Mr. Davidson finds the most religious significance in Frodo's quest. "To me it's how God uses the unexpected," he said, "and half the time it's because the people who don't expect it can handle it. The ones who aren't vying for the position are the ones who should get it because it won't end up corrupting them."
Glenn Teal, the church's pastor, devoted a Sunday sermon to the trilogy, showing clips and discussing religious themes, including the importance of friendship and encouragement, evidenced by the hobbit Sam's refusal to let Frodo to quit. More than 1,400 worshipers attended.
"I see these things as an opportunity for Christian people to engage the culture, to get into the debate," Mr. Teal said. "If someone's going to be talking about it, we should be part of the discussion."
Darren Rowse, a Baptist minister in Melbourne, Australia, has devoted space on his blog to helping people apply some of the movies' themes to their religious lives.
Mr. Hermon of christianitytoday .com said: "When we put anything having to do with `Lord of the Rings' or Tolkien on the site, people flock to it. Our audience is looking for it, for sure."
Scholars and theologians say the trilogy espouses Christian convictions and creeds as well as pagan elements. Though some parallels can be drawn between Christian doctrine and scenes in the books, most of the religious symbolism lies slightly below the surface, never so overt as to distract from the story.
That, scholars say, is what Tolkien intended. He was a devout Christian who, after his pious mother died when he was 12, was raised by a Roman Catholic priest.

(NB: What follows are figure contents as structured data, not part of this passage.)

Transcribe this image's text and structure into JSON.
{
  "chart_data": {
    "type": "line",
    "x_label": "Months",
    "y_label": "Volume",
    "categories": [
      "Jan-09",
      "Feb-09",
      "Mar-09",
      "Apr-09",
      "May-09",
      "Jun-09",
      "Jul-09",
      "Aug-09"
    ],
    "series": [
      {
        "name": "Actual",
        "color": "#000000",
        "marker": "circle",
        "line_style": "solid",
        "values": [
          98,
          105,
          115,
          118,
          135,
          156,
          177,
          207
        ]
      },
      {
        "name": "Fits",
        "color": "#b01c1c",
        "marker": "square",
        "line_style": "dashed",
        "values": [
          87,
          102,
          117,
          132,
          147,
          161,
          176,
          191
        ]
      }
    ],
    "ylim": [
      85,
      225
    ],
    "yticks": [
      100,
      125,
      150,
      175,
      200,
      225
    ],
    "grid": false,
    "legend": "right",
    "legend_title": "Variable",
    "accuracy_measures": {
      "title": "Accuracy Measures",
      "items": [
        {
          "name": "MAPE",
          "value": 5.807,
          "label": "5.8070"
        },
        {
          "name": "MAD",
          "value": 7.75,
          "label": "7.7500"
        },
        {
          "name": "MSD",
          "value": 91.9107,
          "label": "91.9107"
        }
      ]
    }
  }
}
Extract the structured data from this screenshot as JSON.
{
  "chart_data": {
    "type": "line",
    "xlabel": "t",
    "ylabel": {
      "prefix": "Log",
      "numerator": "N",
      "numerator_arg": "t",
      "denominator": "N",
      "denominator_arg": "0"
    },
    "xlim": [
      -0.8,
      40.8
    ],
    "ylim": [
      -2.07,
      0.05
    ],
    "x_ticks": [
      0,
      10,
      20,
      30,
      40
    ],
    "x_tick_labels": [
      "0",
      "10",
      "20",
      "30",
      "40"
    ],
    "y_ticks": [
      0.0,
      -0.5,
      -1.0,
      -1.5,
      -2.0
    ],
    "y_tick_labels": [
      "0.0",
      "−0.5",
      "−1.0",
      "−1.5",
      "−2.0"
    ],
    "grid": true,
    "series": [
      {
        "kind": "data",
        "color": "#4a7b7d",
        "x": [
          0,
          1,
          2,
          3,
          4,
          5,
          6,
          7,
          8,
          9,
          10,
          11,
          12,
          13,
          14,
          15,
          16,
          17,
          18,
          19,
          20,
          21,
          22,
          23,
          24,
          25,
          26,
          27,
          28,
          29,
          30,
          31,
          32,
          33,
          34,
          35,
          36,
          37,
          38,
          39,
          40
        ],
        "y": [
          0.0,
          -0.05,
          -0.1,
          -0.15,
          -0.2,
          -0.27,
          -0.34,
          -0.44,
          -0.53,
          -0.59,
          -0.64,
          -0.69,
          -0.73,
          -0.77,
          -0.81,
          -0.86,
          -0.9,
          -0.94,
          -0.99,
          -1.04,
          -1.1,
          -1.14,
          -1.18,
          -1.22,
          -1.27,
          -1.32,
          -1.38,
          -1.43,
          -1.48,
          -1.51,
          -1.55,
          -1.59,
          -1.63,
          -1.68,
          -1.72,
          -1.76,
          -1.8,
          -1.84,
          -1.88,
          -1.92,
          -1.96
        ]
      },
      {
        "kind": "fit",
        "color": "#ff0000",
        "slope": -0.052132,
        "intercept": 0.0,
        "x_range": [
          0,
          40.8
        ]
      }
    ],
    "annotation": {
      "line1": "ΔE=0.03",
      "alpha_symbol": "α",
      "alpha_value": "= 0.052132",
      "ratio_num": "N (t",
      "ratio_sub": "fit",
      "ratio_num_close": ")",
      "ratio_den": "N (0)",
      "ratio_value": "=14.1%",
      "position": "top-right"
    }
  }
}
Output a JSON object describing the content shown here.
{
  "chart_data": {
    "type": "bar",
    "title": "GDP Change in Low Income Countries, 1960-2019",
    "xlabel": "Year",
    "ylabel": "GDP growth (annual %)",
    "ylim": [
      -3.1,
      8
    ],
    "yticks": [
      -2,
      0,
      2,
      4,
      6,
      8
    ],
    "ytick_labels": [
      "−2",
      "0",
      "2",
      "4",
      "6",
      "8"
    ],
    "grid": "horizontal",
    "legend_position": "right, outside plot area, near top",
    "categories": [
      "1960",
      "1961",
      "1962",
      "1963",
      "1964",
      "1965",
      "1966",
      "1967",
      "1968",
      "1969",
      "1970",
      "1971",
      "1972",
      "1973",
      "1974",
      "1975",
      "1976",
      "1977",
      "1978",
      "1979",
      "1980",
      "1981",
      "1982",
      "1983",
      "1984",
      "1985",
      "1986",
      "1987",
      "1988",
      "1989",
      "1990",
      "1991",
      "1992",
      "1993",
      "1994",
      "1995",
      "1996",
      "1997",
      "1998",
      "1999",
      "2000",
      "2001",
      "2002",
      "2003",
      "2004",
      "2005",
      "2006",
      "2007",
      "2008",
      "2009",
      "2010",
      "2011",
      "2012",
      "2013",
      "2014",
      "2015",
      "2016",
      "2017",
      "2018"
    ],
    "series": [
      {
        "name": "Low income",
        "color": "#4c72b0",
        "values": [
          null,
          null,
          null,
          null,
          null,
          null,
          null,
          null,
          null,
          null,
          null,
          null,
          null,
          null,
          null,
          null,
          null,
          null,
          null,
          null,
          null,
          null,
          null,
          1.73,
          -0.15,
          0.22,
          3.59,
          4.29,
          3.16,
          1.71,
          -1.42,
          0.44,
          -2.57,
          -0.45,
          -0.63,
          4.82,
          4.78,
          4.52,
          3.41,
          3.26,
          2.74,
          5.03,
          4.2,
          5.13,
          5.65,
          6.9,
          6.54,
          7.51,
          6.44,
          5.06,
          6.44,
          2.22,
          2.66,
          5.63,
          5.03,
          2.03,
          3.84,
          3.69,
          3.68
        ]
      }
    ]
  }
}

But he was not one to proselytize in his novels. Instead, scholars say, Tolkien drew on his adolescence, a mastery of the Old English epic "Beowulf" and his faith to create creatures who quietly lived out Christian tenets.
"Tolkien's own imagination was so thoroughly Christian and so formed by a life of Roman Catholic piety that I think it was just implicit in how he saw the world," said John D. Sykes Jr., a professor of English at Wingate University in Wingate, N.C., who has written articles on Tolkien and reviews of the movies. "Even Middle Earth, in its historical scheme, is a pre-Christian world entirely, and his mythology is meant to reflect that. The way he's organized the thing is implicitly Christian, and there are also a number of more direct symbols that are there."

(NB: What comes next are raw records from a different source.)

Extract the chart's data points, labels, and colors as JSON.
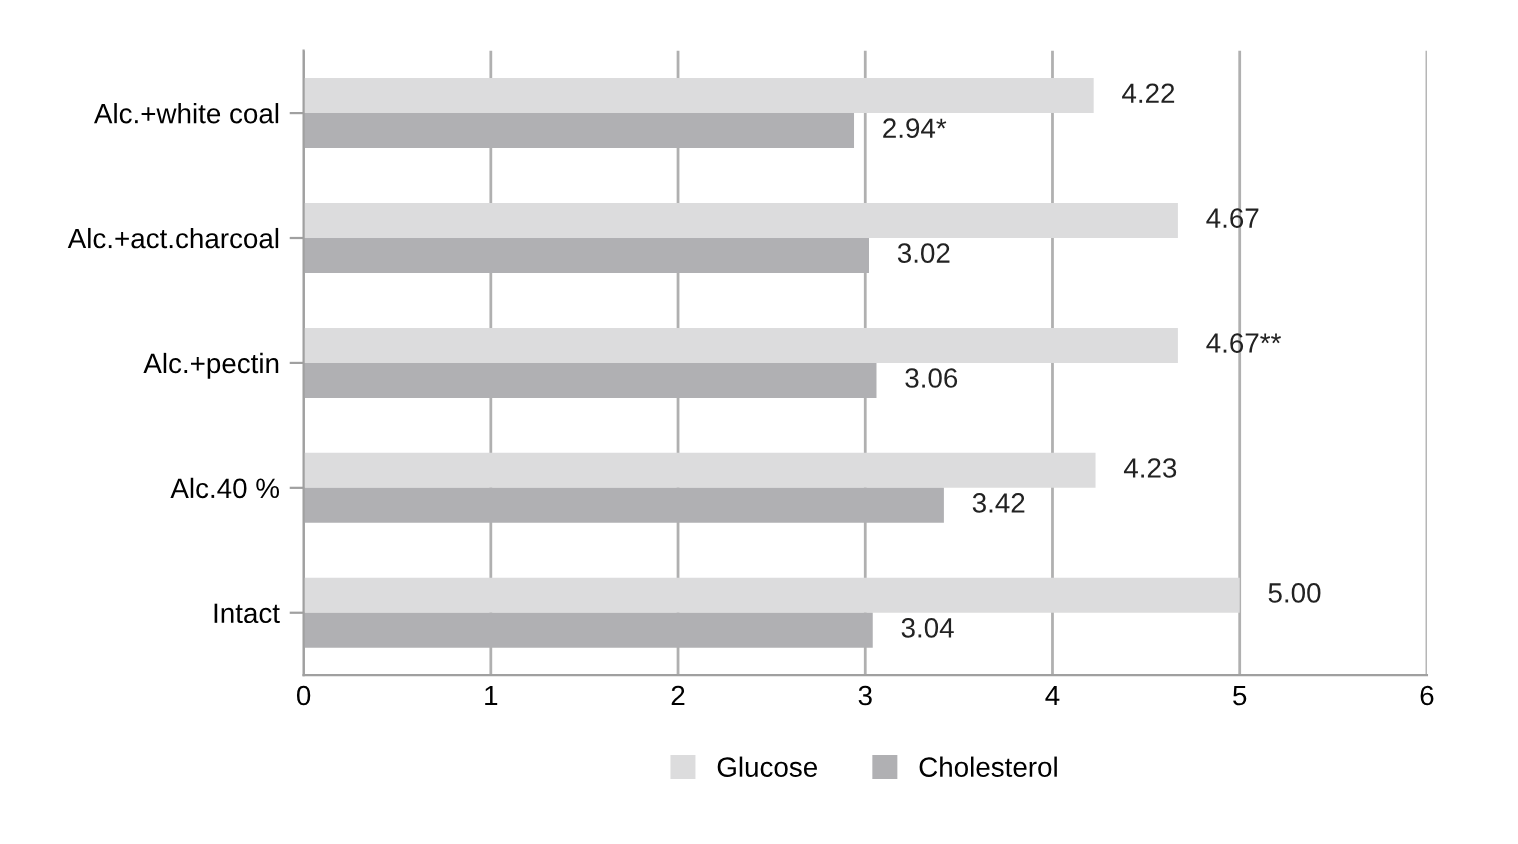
{
  "chart_data": {
    "type": "bar",
    "orientation": "horizontal",
    "categories": [
      "Alc.+white coal",
      "Alc.+act.charcoal",
      "Alc.+pectin",
      "Alc.40 %",
      "Intact"
    ],
    "series": [
      {
        "name": "Glucose",
        "color": "#dcdcdd",
        "values": [
          4.22,
          4.67,
          4.67,
          4.23,
          5.0
        ],
        "value_labels": [
          "4.22",
          "4.67",
          "4.67**",
          "4.23",
          "5.00"
        ]
      },
      {
        "name": "Cholesterol",
        "color": "#b0b0b3",
        "values": [
          2.94,
          3.02,
          3.06,
          3.42,
          3.04
        ],
        "value_labels": [
          "2.94*",
          "3.02",
          "3.06",
          "3.42",
          "3.04"
        ]
      }
    ],
    "xlim": [
      0,
      6
    ],
    "xticks": [
      0,
      1,
      2,
      3,
      4,
      5,
      6
    ],
    "grid": "x",
    "legend": "bottom"
  }
}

Lembas, bread eaten by elves and the only thing Frodo and Sam consume on the last part of their journey, suggests the Eucharist, Dr. Sykes and Dr. Wood said. Other themes include faith, hope, fellowship and charity, which works itself out in forgiveness and pity. The triumph of good over evil is the main theme of the story.

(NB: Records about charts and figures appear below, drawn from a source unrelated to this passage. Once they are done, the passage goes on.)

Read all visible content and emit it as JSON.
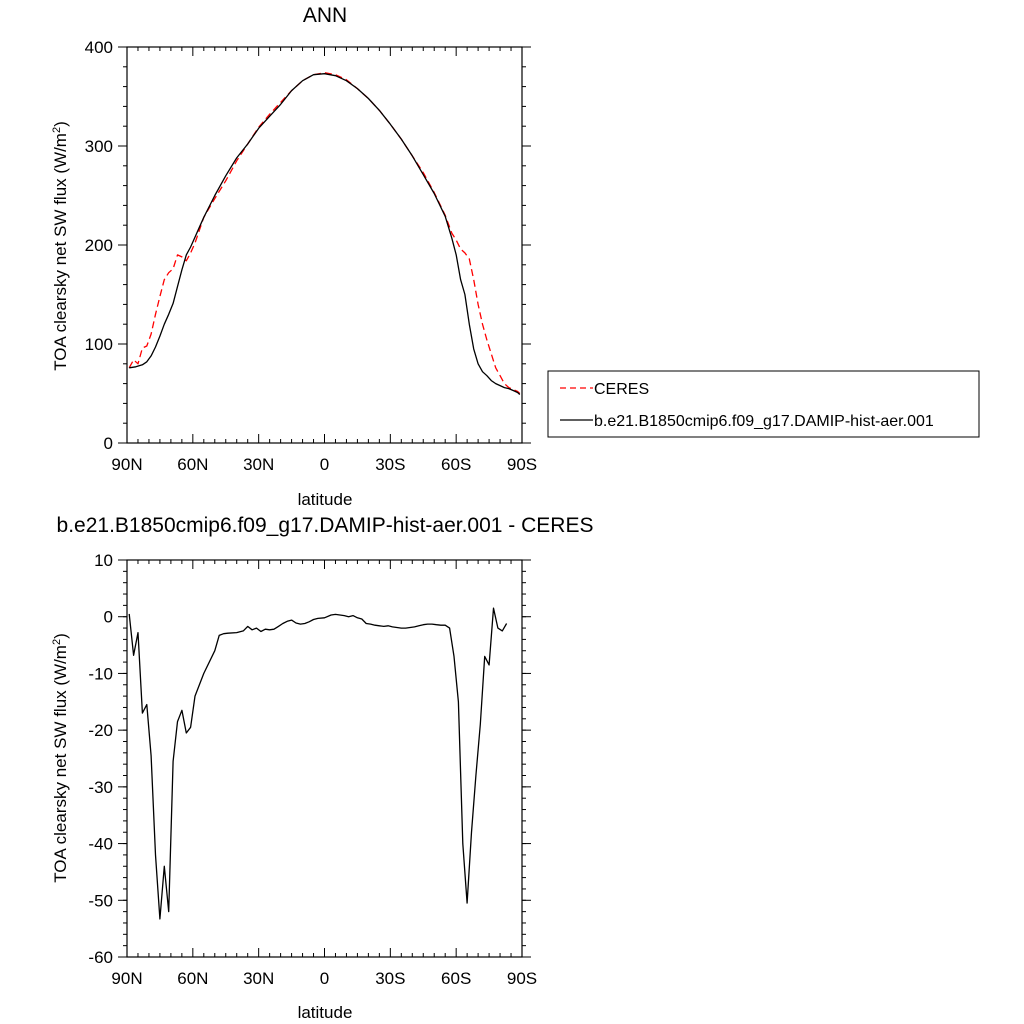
{
  "chart_data": [
    {
      "type": "line",
      "title": "ANN",
      "xlabel": "latitude",
      "ylabel": "TOA clearsky net SW flux (W/m",
      "ylabel_sup": "2",
      "ylabel_close": ")",
      "xlim": [
        90,
        -90
      ],
      "ylim": [
        0,
        400
      ],
      "x_ticks": [
        90,
        60,
        30,
        0,
        -30,
        -60,
        -90
      ],
      "x_tick_labels": [
        "90N",
        "60N",
        "30N",
        "0",
        "30S",
        "60S",
        "90S"
      ],
      "y_ticks": [
        0,
        100,
        200,
        300,
        400
      ],
      "y_tick_labels": [
        "0",
        "100",
        "200",
        "300",
        "400"
      ],
      "legend_placement": "right",
      "series": [
        {
          "name": "CERES",
          "color": "#ff0000",
          "dash": "dashed",
          "points": [
            [
              89,
              76
            ],
            [
              87,
              84
            ],
            [
              85,
              80
            ],
            [
              83,
              96
            ],
            [
              81,
              98
            ],
            [
              79,
              110
            ],
            [
              77,
              130
            ],
            [
              75,
              148
            ],
            [
              73,
              165
            ],
            [
              71,
              172
            ],
            [
              69,
              176
            ],
            [
              67,
              190
            ],
            [
              65,
              188
            ],
            [
              63,
              184
            ],
            [
              61,
              192
            ],
            [
              59,
              202
            ],
            [
              57,
              215
            ],
            [
              55,
              228
            ],
            [
              50,
              247
            ],
            [
              45,
              265
            ],
            [
              40,
              285
            ],
            [
              35,
              302
            ],
            [
              30,
              319
            ],
            [
              25,
              332
            ],
            [
              20,
              344
            ],
            [
              15,
              356
            ],
            [
              10,
              366
            ],
            [
              5,
              372
            ],
            [
              0,
              374
            ],
            [
              -5,
              372
            ],
            [
              -10,
              367
            ],
            [
              -15,
              358
            ],
            [
              -20,
              348
            ],
            [
              -25,
              336
            ],
            [
              -30,
              322
            ],
            [
              -35,
              307
            ],
            [
              -40,
              290
            ],
            [
              -45,
              273
            ],
            [
              -50,
              253
            ],
            [
              -55,
              230
            ],
            [
              -58,
              212
            ],
            [
              -60,
              205
            ],
            [
              -62,
              196
            ],
            [
              -64,
              192
            ],
            [
              -66,
              186
            ],
            [
              -68,
              165
            ],
            [
              -70,
              140
            ],
            [
              -72,
              120
            ],
            [
              -74,
              104
            ],
            [
              -76,
              90
            ],
            [
              -78,
              76
            ],
            [
              -80,
              68
            ],
            [
              -82,
              60
            ],
            [
              -84,
              56
            ],
            [
              -86,
              54
            ],
            [
              -88,
              52
            ],
            [
              -89,
              50
            ]
          ]
        },
        {
          "name": "b.e21.B1850cmip6.f09_g17.DAMIP-hist-aer.001",
          "color": "#000000",
          "dash": "solid",
          "points": [
            [
              89,
              76
            ],
            [
              86,
              77
            ],
            [
              83,
              79
            ],
            [
              81,
              82
            ],
            [
              79,
              88
            ],
            [
              77,
              97
            ],
            [
              75,
              108
            ],
            [
              73,
              120
            ],
            [
              71,
              130
            ],
            [
              69,
              141
            ],
            [
              67,
              158
            ],
            [
              65,
              175
            ],
            [
              63,
              190
            ],
            [
              61,
              198
            ],
            [
              59,
              208
            ],
            [
              57,
              218
            ],
            [
              55,
              228
            ],
            [
              50,
              250
            ],
            [
              45,
              270
            ],
            [
              40,
              288
            ],
            [
              35,
              302
            ],
            [
              30,
              318
            ],
            [
              25,
              330
            ],
            [
              20,
              342
            ],
            [
              15,
              356
            ],
            [
              10,
              366
            ],
            [
              5,
              372
            ],
            [
              0,
              373
            ],
            [
              -5,
              371
            ],
            [
              -10,
              366
            ],
            [
              -15,
              358
            ],
            [
              -20,
              348
            ],
            [
              -25,
              336
            ],
            [
              -30,
              322
            ],
            [
              -35,
              307
            ],
            [
              -40,
              290
            ],
            [
              -45,
              271
            ],
            [
              -50,
              252
            ],
            [
              -55,
              229
            ],
            [
              -58,
              207
            ],
            [
              -60,
              190
            ],
            [
              -62,
              165
            ],
            [
              -64,
              150
            ],
            [
              -66,
              120
            ],
            [
              -68,
              95
            ],
            [
              -70,
              80
            ],
            [
              -72,
              72
            ],
            [
              -74,
              68
            ],
            [
              -76,
              63
            ],
            [
              -78,
              60
            ],
            [
              -80,
              58
            ],
            [
              -82,
              56
            ],
            [
              -84,
              55
            ],
            [
              -86,
              53
            ],
            [
              -88,
              51
            ],
            [
              -89,
              49
            ]
          ]
        }
      ]
    },
    {
      "type": "line",
      "title": "b.e21.B1850cmip6.f09_g17.DAMIP-hist-aer.001 - CERES",
      "xlabel": "latitude",
      "ylabel": "TOA clearsky net SW flux (W/m",
      "ylabel_sup": "2",
      "ylabel_close": ")",
      "xlim": [
        90,
        -90
      ],
      "ylim": [
        -60,
        10
      ],
      "x_ticks": [
        90,
        60,
        30,
        0,
        -30,
        -60,
        -90
      ],
      "x_tick_labels": [
        "90N",
        "60N",
        "30N",
        "0",
        "30S",
        "60S",
        "90S"
      ],
      "y_ticks": [
        10,
        0,
        -10,
        -20,
        -30,
        -40,
        -50,
        -60
      ],
      "y_tick_labels": [
        "10",
        "0",
        "-10",
        "-20",
        "-30",
        "-40",
        "-50",
        "-60"
      ],
      "series": [
        {
          "color": "#000000",
          "dash": "solid",
          "points": [
            [
              89,
              0.5
            ],
            [
              87,
              -6.8
            ],
            [
              85,
              -2.8
            ],
            [
              83,
              -17
            ],
            [
              81,
              -15.5
            ],
            [
              79,
              -24.5
            ],
            [
              77,
              -42
            ],
            [
              75,
              -53.3
            ],
            [
              73,
              -44
            ],
            [
              71,
              -52
            ],
            [
              69,
              -25.5
            ],
            [
              67,
              -18.5
            ],
            [
              65,
              -16.5
            ],
            [
              63,
              -20.5
            ],
            [
              61,
              -19.5
            ],
            [
              59,
              -14
            ],
            [
              55,
              -10
            ],
            [
              50,
              -6
            ],
            [
              48,
              -3.3
            ],
            [
              46,
              -3
            ],
            [
              44,
              -2.9
            ],
            [
              40,
              -2.8
            ],
            [
              37,
              -2.5
            ],
            [
              35,
              -1.7
            ],
            [
              33,
              -2.3
            ],
            [
              31,
              -2
            ],
            [
              29,
              -2.6
            ],
            [
              27,
              -2.2
            ],
            [
              25,
              -2.3
            ],
            [
              23,
              -2.2
            ],
            [
              21,
              -1.7
            ],
            [
              19,
              -1.2
            ],
            [
              17,
              -0.8
            ],
            [
              15,
              -0.6
            ],
            [
              13,
              -1.1
            ],
            [
              11,
              -1.3
            ],
            [
              9,
              -1.2
            ],
            [
              7,
              -0.9
            ],
            [
              5,
              -0.5
            ],
            [
              3,
              -0.3
            ],
            [
              0,
              -0.2
            ],
            [
              -3,
              0.3
            ],
            [
              -5,
              0.4
            ],
            [
              -7,
              0.3
            ],
            [
              -9,
              0.2
            ],
            [
              -11,
              0
            ],
            [
              -13,
              0.2
            ],
            [
              -15,
              -0.2
            ],
            [
              -17,
              -0.4
            ],
            [
              -19,
              -1.2
            ],
            [
              -21,
              -1.3
            ],
            [
              -23,
              -1.5
            ],
            [
              -25,
              -1.6
            ],
            [
              -27,
              -1.7
            ],
            [
              -29,
              -1.6
            ],
            [
              -31,
              -1.8
            ],
            [
              -33,
              -1.9
            ],
            [
              -35,
              -2
            ],
            [
              -37,
              -2
            ],
            [
              -39,
              -1.9
            ],
            [
              -41,
              -1.8
            ],
            [
              -43,
              -1.6
            ],
            [
              -45,
              -1.4
            ],
            [
              -47,
              -1.3
            ],
            [
              -49,
              -1.3
            ],
            [
              -51,
              -1.4
            ],
            [
              -53,
              -1.5
            ],
            [
              -55,
              -1.5
            ],
            [
              -57,
              -2
            ],
            [
              -59,
              -7
            ],
            [
              -61,
              -15
            ],
            [
              -63,
              -40
            ],
            [
              -65,
              -50.5
            ],
            [
              -67,
              -38
            ],
            [
              -69,
              -28
            ],
            [
              -71,
              -19
            ],
            [
              -73,
              -7
            ],
            [
              -75,
              -8.5
            ],
            [
              -77,
              1.5
            ],
            [
              -79,
              -2
            ],
            [
              -81,
              -2.5
            ],
            [
              -83,
              -1.2
            ]
          ]
        }
      ]
    }
  ]
}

"He writes a pre-Christian book in which there's no Christ figure, but he gives to that book a profoundly Christian quality," Dr. Wood said.
This effect was evident to Tolkien. In a Dec. 2, 1953, letter to a Jesuit priest, Tolkien called "The Lord of the Rings" a "fundamentally religious and Catholic work; unconsciously at first, but consciously in the revision."
Some, including Bradley J. Birzer, an associate professor of history at Hillsdale College in Hillsdale, Mich., and the author of "J. R. R. Tolkien's Sanctifying Myth" (ISI Books, 2002), see pagan themes. Dr. Birzer believes Tolkien continued the Western tradition of sanctifying pagan traditions for Christian use. Dr. Birzer cites the wizard Gandalf, who he believes is a Christianized version of the Norse god Odin.
Whether Christianity or paganism resonate in the movies is a topic of debate among scholars. Some, like Dr. Wood, believe the movies omit much of the religious allegory. Others think the movies stay true to, and even promote, Christianity.
"The whole thing depends on a sacrifice, and the sort of uplifting shock of the plot turn is the worst thing turning into the best thing," Dr. Sykes said. "In the climax of the story you see clear Christian parallels."